2. Longer droughts:  Longer and more intense heatwaves can worsen droughts by drying out soil. This makes the air above warm up more quickly, leading to more intense heat.  Increased demand for water from humans, especially farmers, in hot weather puts even more stress on the water supply.

Climate change has made droughts at least 100 times more likely.

3. More fuel for wildfires:  Climate change is making the weather conditions needed for wildfires to spread more likely. Extreme and long-lasting heat draws more and more moisture out of the ground and vegetation. These tinder-dry conditions provide fuel for fires, which can spread at an incredible speed, particularly if winds are strong.

Rising temperatures may also increase the likelihood of lightning in the world's northernmost forests, increasing the risk of fires. Canada experienced by far its  worst wildfire season on record in 2023, with around 18 million hectares (45 million acres) burned.

Climate change more than doubled the likelihood of the extreme "fire weather" conditions in eastern Canada that allowed the fires to spread, Extreme wildfires are projected to become more frequent and intense in future across the globe. This is due to the combined effects of shifting land use and climate change.

4. More extreme rain:  For every 1C rise in average temperature, the atmosphere can hold about 7% more moisture. The heavy rainfall was made as much as 50 times more likely by climate change, Globally, the frequency and intensity of heavy rainfall events has increased over most land regions due to human activity. And heavy precipitation will generally become more frequent and intense with further warming,

*Outline of an article by Mark Poynting and Esme Stallard, BBC News Climate & Science


Saturday, January 27, 2024

Impressionist version of Doughnut Economics in a Circular Economy

The Doughnut
watercolour and crayon
©2023 Charlene Brown

The circular economy represents a shift from a 'take-make-waste' linear economy to an economic system based on the reuse and regeneration of materials or products, especially as a means of continuing production in a sustainable or environmentally friendly way, minimizing waste.
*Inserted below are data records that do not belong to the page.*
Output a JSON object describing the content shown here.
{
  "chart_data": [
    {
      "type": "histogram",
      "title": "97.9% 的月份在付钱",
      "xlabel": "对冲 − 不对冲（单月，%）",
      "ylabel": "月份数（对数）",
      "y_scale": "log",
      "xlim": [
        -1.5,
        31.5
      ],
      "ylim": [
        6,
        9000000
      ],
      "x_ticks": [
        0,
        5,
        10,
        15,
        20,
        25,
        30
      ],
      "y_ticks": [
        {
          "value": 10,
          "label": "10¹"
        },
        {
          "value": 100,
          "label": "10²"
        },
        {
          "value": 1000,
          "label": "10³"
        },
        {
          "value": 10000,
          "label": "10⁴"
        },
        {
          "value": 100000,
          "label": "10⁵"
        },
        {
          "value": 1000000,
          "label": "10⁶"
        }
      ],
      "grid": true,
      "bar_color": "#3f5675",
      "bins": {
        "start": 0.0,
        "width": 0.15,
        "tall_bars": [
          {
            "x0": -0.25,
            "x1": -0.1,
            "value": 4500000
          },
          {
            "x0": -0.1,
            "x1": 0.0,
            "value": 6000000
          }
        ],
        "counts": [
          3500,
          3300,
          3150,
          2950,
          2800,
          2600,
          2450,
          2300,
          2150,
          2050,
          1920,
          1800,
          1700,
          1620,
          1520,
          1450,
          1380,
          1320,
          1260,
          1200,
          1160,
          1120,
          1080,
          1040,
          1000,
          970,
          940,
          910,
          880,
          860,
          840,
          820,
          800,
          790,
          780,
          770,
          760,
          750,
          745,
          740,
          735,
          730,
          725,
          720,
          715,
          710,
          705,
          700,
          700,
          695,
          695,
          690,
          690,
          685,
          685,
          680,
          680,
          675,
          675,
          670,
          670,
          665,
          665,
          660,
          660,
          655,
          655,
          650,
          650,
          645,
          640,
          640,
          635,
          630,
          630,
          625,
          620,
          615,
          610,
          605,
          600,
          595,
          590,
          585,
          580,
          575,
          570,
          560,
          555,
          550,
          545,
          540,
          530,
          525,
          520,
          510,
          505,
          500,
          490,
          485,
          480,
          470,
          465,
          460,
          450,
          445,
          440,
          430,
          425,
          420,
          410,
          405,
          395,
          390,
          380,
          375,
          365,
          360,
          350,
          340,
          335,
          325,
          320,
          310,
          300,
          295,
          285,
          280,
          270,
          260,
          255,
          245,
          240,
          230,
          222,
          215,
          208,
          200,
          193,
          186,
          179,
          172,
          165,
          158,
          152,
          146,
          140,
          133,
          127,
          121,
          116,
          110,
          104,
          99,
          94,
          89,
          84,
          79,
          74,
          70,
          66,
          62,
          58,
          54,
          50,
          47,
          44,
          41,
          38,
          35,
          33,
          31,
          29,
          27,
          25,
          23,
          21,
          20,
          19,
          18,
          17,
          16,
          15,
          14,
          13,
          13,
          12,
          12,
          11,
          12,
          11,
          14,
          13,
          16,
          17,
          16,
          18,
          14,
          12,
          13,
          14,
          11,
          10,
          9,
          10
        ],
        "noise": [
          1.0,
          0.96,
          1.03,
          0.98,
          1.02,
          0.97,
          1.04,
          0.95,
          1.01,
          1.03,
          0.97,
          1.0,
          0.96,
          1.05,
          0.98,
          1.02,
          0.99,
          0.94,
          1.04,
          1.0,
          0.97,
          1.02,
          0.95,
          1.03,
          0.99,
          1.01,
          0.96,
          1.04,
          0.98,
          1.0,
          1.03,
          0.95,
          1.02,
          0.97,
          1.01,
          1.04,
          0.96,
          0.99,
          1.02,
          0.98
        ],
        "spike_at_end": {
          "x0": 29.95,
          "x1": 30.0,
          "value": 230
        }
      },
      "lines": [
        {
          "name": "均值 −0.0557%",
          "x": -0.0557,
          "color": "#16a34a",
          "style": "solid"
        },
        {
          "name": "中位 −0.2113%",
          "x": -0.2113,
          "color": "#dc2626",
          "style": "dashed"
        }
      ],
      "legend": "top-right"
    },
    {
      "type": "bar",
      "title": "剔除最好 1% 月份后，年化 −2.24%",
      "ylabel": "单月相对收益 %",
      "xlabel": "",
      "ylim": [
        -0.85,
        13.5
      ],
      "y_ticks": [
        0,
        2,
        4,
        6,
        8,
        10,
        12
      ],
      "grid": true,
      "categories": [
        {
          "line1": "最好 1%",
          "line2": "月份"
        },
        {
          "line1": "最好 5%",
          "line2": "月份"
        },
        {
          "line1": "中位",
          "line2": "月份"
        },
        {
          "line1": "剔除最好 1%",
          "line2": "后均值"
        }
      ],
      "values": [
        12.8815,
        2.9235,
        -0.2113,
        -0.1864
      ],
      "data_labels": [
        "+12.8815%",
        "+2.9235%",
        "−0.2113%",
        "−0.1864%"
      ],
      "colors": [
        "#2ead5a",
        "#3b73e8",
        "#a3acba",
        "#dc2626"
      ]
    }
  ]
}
Doughnut economics extends this transformation to encompass a double shift – from a linear economy to a regenerative and distributed economy that looks at sustainable development across a number of different vectors.

The Doughnut is the core concept at the heart of Doughnut Economics.  And here’s a more readable explanation of it.
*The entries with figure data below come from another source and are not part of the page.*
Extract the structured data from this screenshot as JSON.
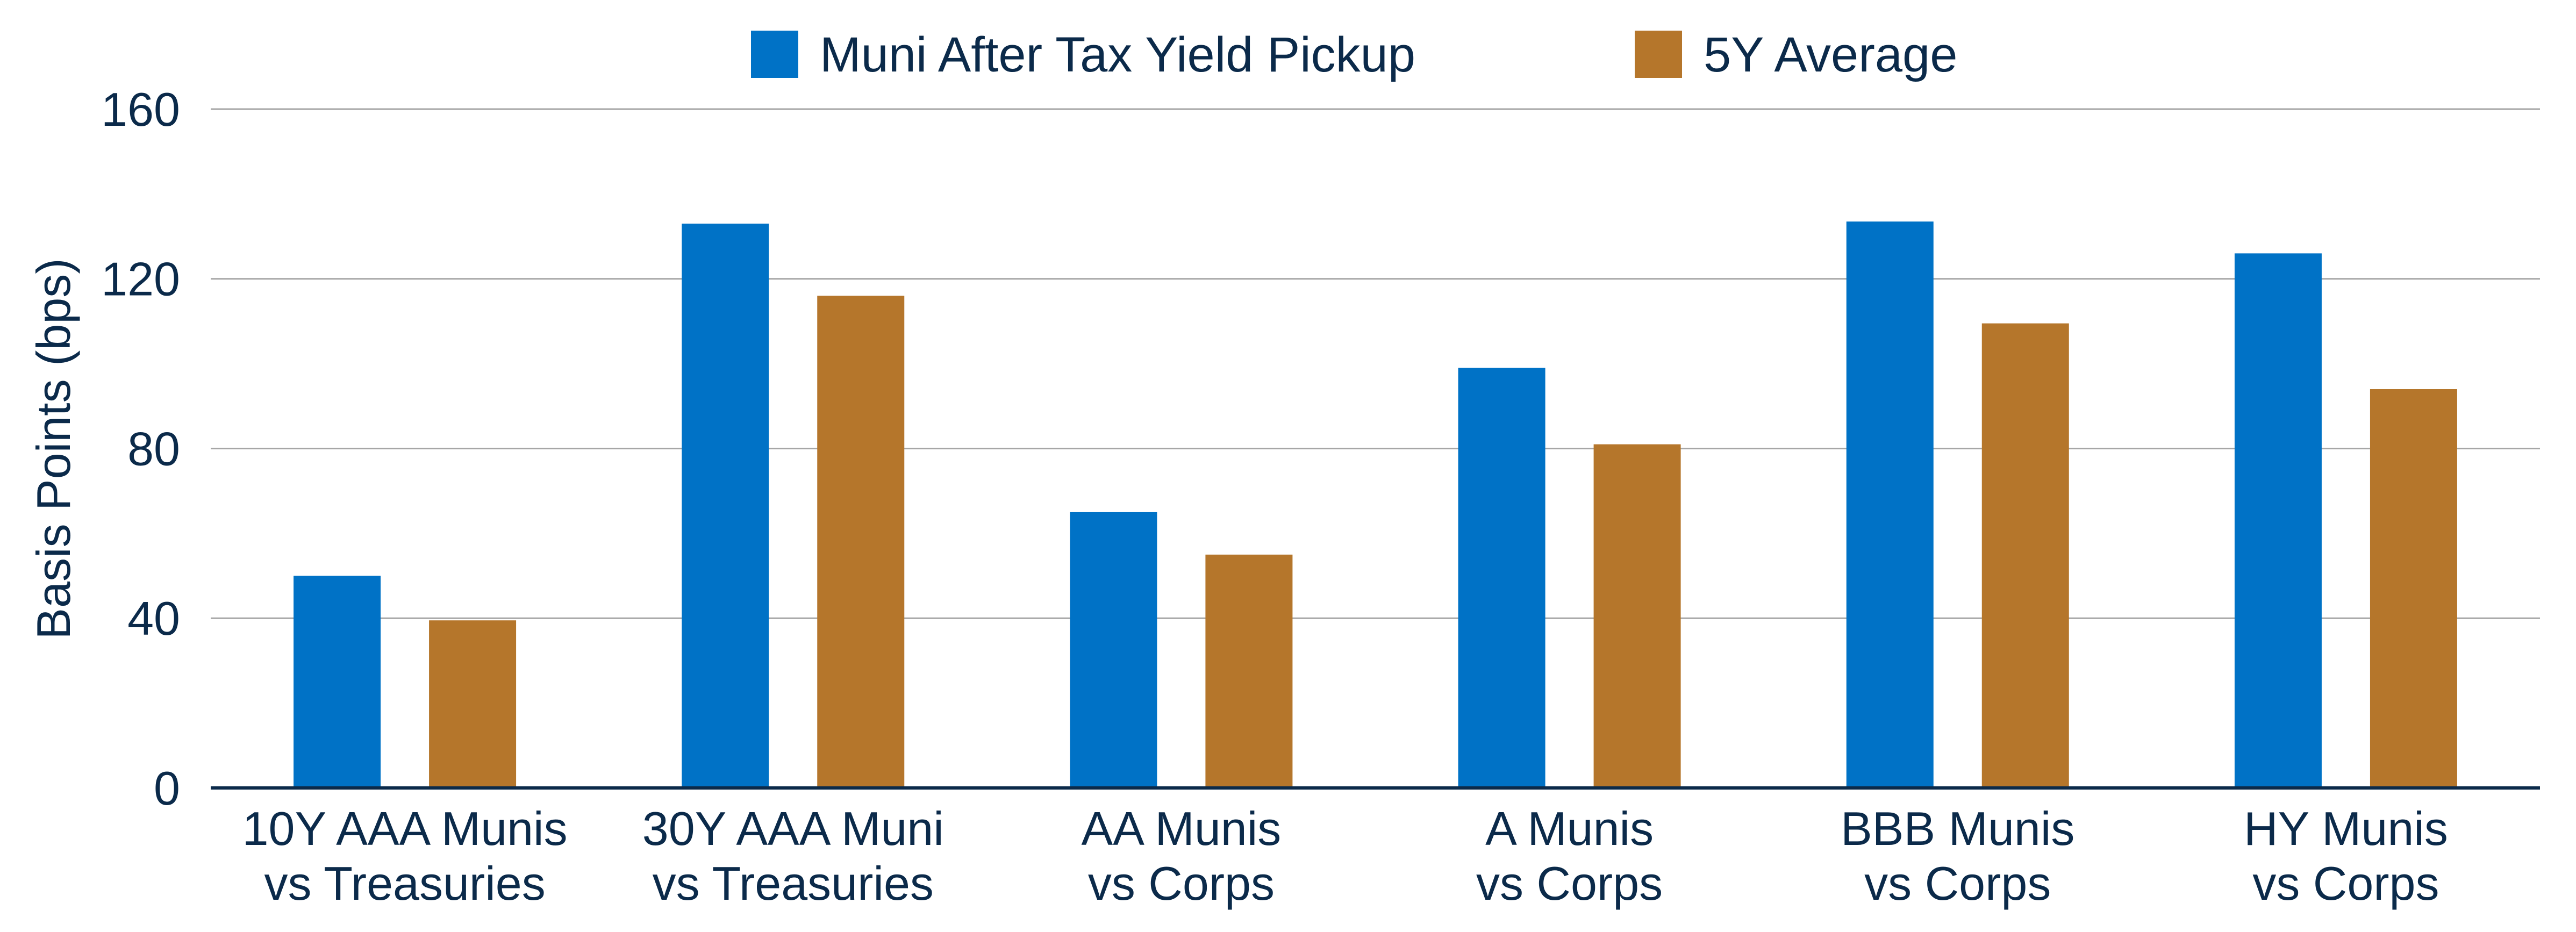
{
  "chart_data": {
    "type": "bar",
    "title": "",
    "xlabel": "",
    "ylabel": "Basis Points (bps)",
    "ylim": [
      0,
      160
    ],
    "yticks": [
      0,
      40,
      80,
      120,
      160
    ],
    "grid": true,
    "legend_position": "top-center",
    "categories": [
      [
        "10Y AAA Munis",
        "vs Treasuries"
      ],
      [
        "30Y AAA Muni",
        "vs Treasuries"
      ],
      [
        "AA Munis",
        "vs Corps"
      ],
      [
        "A Munis",
        "vs Corps"
      ],
      [
        "BBB Munis",
        "vs Corps"
      ],
      [
        "HY Munis",
        "vs Corps"
      ]
    ],
    "series": [
      {
        "name": "Muni After Tax Yield Pickup",
        "color": "#0072C6",
        "values": [
          50,
          133,
          65,
          99,
          133.5,
          126
        ]
      },
      {
        "name": "5Y Average",
        "color": "#B5762B",
        "values": [
          39.5,
          116,
          55,
          81,
          109.5,
          94
        ]
      }
    ]
  },
  "colors": {
    "text": "#0B2A4A",
    "gridline": "#A6A6A6",
    "axis": "#0B2A4A"
  }
}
First published in 2012 in an Oxfam report by Kate Raworth, The Doughnut is a guide for human prosperity in the 21st century, with the aim of meeting the needs of all people within the means of the living planet.
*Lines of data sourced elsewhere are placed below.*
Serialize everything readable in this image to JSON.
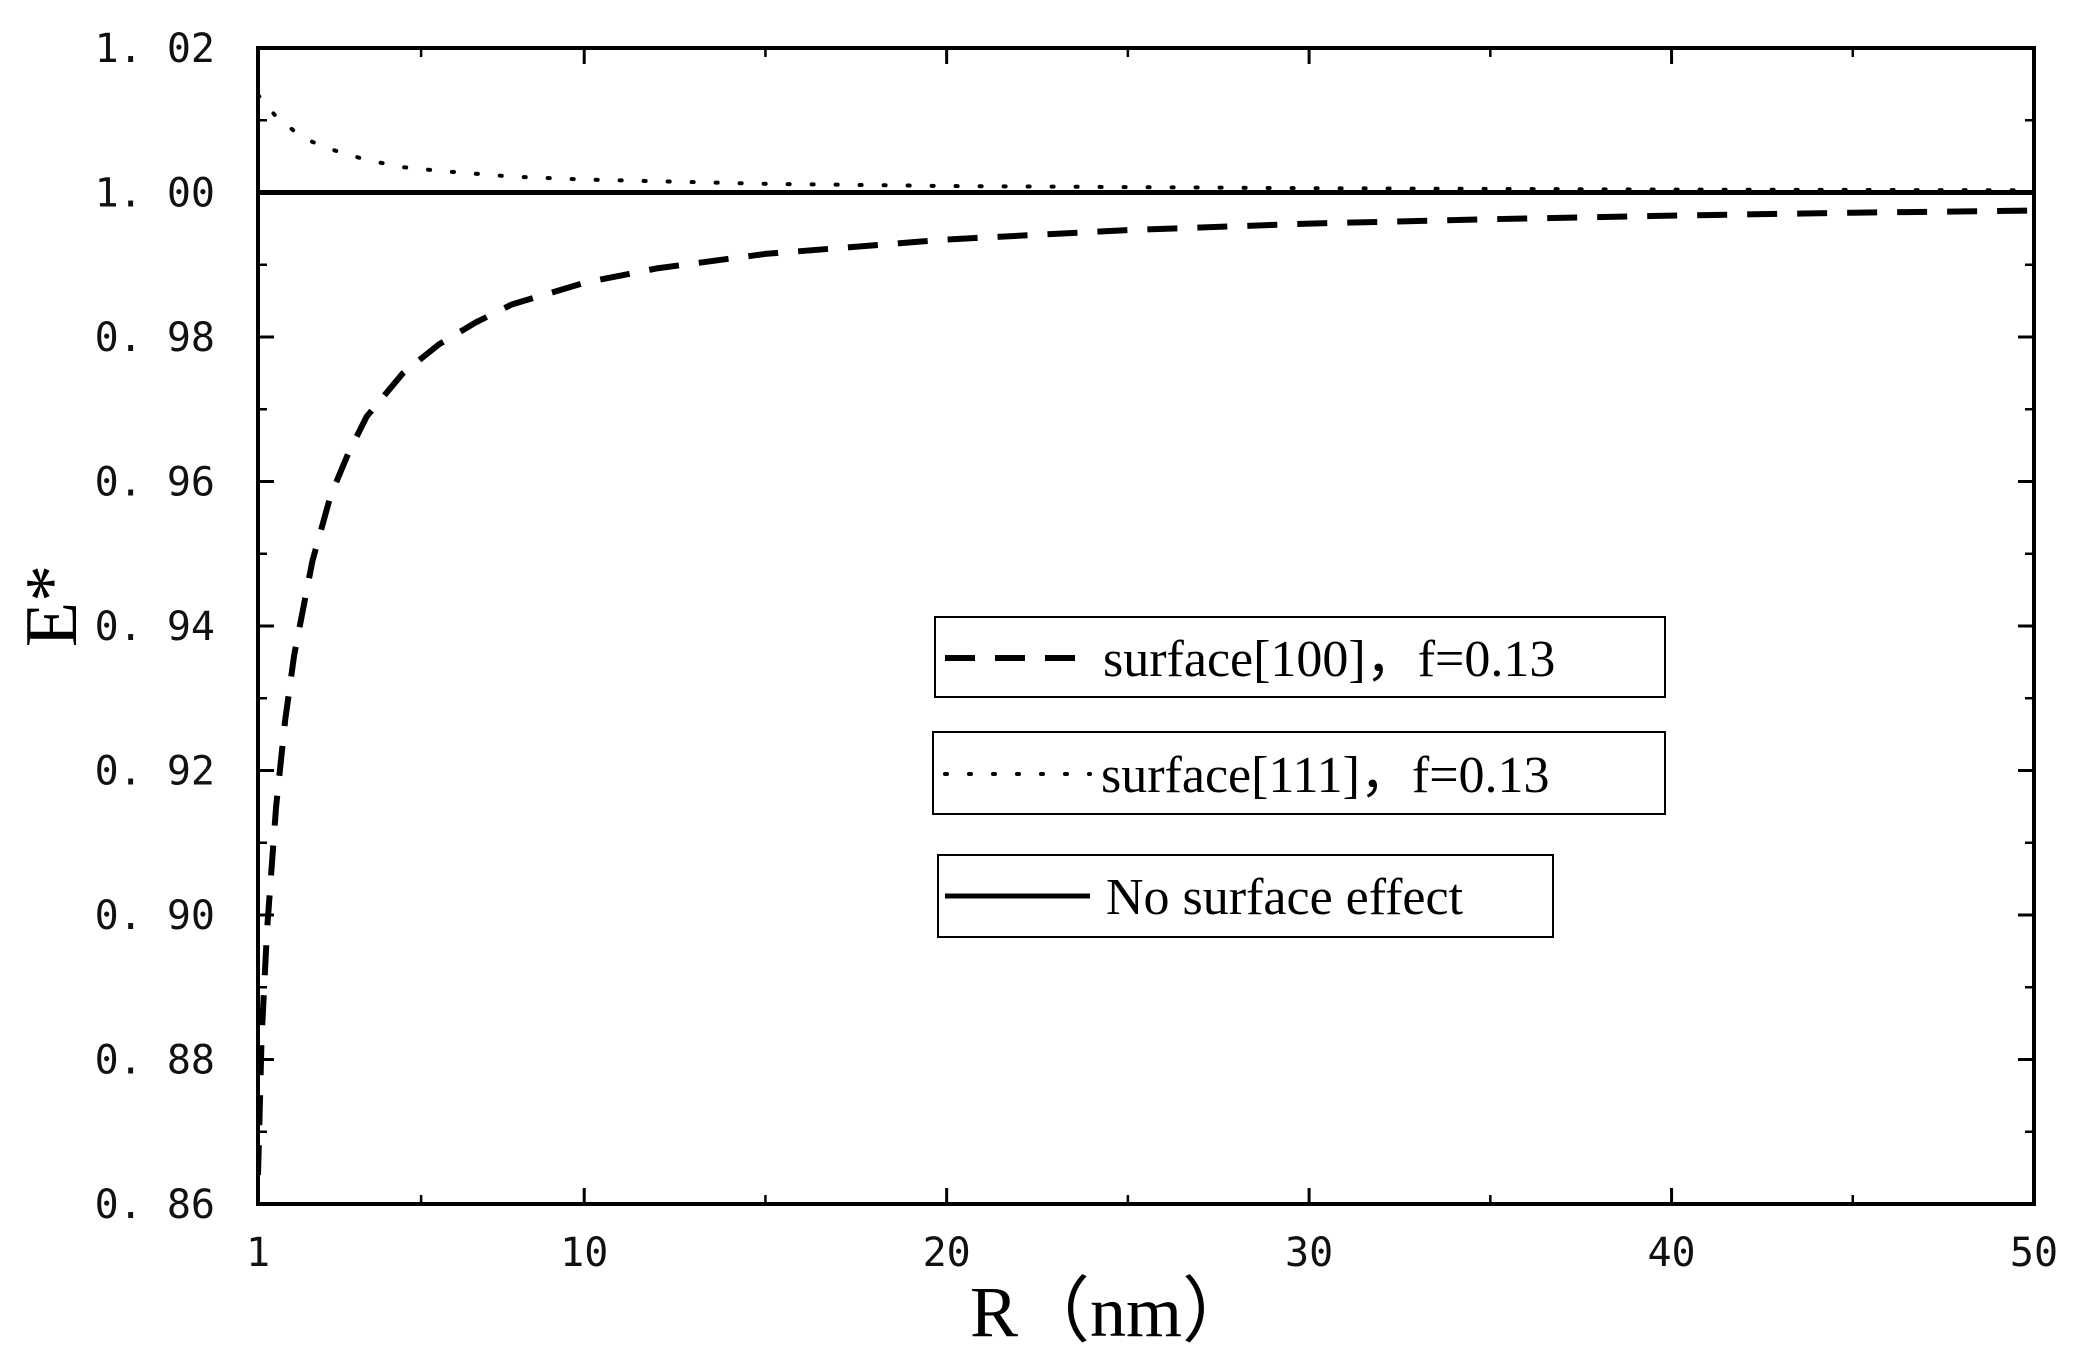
{
  "chart_data": {
    "type": "line",
    "title": "",
    "xlabel": "R（nm）",
    "ylabel": "E*",
    "xlim": [
      1,
      50
    ],
    "ylim": [
      0.86,
      1.02
    ],
    "x_ticks": [
      1,
      10,
      20,
      30,
      40,
      50
    ],
    "x_tick_labels": [
      "1",
      "10",
      "20",
      "30",
      "40",
      "50"
    ],
    "y_ticks": [
      0.86,
      0.88,
      0.9,
      0.92,
      0.94,
      0.96,
      0.98,
      1.0,
      1.02
    ],
    "y_tick_labels": [
      "0. 86",
      "0. 88",
      "0. 90",
      "0. 92",
      "0. 94",
      "0. 96",
      "0. 98",
      "1. 00",
      "1. 02"
    ],
    "grid": false,
    "legend_position": "center-right",
    "series": [
      {
        "name": "surface[100]，f=0.13",
        "style": "dashed",
        "x": [
          1,
          1.1,
          1.25,
          1.5,
          1.75,
          2,
          2.5,
          3,
          3.5,
          4,
          5,
          6,
          7,
          8,
          10,
          12,
          15,
          20,
          25,
          30,
          35,
          40,
          45,
          50
        ],
        "y": [
          0.864,
          0.883,
          0.898,
          0.915,
          0.927,
          0.936,
          0.949,
          0.958,
          0.964,
          0.969,
          0.975,
          0.979,
          0.982,
          0.9845,
          0.9875,
          0.9895,
          0.9915,
          0.9935,
          0.9948,
          0.9957,
          0.9963,
          0.9968,
          0.9972,
          0.9975
        ]
      },
      {
        "name": "surface[111]，f=0.13",
        "style": "dotted",
        "x": [
          1,
          1.25,
          1.5,
          2,
          2.5,
          3,
          4,
          5,
          6,
          8,
          10,
          15,
          20,
          30,
          40,
          50
        ],
        "y": [
          1.0135,
          1.012,
          1.0105,
          1.0085,
          1.007,
          1.006,
          1.0045,
          1.0035,
          1.003,
          1.0022,
          1.0018,
          1.0012,
          1.0009,
          1.0006,
          1.0004,
          1.0003
        ]
      },
      {
        "name": "No surface effect",
        "style": "solid",
        "x": [
          1,
          50
        ],
        "y": [
          1.0,
          1.0
        ]
      }
    ]
  }
}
The Doughnut consists of two concentric rings: a social foundation, to ensure that no one is left falling short on life’s essentials, and an ecological ceiling, to ensure that humanity does not collectively overshoot the planetary boundaries that protect Earth's life-supporting systems. Between these two sets of boundaries lies a doughnut-shaped space that is both ecologically safe and socially just: a space in which humanity can thrive.